This is going to sound incredibly weird and very morose and a little disturbing, but I created this blog to be completely honest with myself and with anyone who happens to read it. Sometimes when I am in bed at night and I am having trouble falling asleep, I imagine writing and delivering my father’s eulogy. My father is still alive, yet I have been doing this for years. I just realized that I have never even told my therapist that I do this!
I picture myself looking out among the mourners who have gathered in a funeral home to say goodbye to my dad, with my mother and sister sitting in the front row. I imagine that I am up at a podium, dressed in all black. Every single time I picture this scenario, I begin by saying, “My father was not a very good man…” I envision that the already quiet room goes completely still. Some people who are there do not know the whole truth about my father. The rest of the eulogy changes from time to time…different stories, different memories, but for the most part it goes like this:
“My father was not a very good man. As many of you know, my father struggled with alcoholism for the majority of his adult life. This impacted and complicated many of the relationships he had with those of you here, but mostly this had a horrible effect on our family.
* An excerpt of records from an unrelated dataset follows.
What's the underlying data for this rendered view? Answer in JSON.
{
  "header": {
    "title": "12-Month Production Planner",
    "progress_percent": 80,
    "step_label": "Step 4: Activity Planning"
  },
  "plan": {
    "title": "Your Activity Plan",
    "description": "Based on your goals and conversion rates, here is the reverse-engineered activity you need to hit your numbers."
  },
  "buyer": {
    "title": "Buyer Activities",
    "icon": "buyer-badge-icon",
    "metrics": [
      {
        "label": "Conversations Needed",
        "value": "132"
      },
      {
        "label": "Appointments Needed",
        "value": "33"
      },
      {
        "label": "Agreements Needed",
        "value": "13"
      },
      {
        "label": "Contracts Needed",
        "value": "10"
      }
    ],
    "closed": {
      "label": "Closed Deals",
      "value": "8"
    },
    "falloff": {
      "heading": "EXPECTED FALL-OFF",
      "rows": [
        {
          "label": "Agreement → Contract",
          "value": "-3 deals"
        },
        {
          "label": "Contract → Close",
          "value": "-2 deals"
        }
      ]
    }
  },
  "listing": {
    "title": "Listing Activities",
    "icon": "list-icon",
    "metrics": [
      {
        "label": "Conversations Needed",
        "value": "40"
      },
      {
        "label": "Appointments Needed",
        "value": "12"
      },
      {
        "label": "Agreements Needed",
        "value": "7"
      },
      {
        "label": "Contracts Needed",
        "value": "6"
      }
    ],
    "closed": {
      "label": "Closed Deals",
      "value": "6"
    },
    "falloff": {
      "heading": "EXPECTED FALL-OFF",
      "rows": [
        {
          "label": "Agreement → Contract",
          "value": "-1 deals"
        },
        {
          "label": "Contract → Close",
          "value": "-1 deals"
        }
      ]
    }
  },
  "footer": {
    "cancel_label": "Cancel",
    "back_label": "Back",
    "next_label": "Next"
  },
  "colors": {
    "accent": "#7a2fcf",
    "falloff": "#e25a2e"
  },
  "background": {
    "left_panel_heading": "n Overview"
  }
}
My father did a lot of terrible, hurtful, unspeakable things to us. But I can stand here and tell you one thing with 100% certainty. My father loved me. He loved my mother and he loved my sister. He would have done anything in the world for us. I never have questioned this fact. And I- we- loved him, too. I know the irony of this statement, but I also remember the man my father was before he started drinking. So many of my happy childhood memories included him. He was the ‘fun’ dad…the one who would pile all the neighborhood kids into the wagon of his tractor and pull us up and down the street. He was the dad who would do an amazing cannonball into the pool and then would spend countless hours throwing my sister and I up into the air so we would splash into the water. He was the dad who impulsively bought a Porsche, but got the model with the tiny backseat, so my sister and I could squeeze in and go for rides with him. I have so many memories of being in that car, him blasting “Addicted to Love” by Robert Palmer and steering the wheel with his knee…”
This is about how far I normally get before I fall asleep. I have often wondered why I do this, but maybe it is just to remind myself that for all of the bad, there has been some good. I have a poor memory and often cannot remember my early childhood memories. Over the years, I have stopped trying to do so because so many of them are painful. Perhaps this is my way of recalling that life with my father has not been all bad…and that some of it is worth remembering.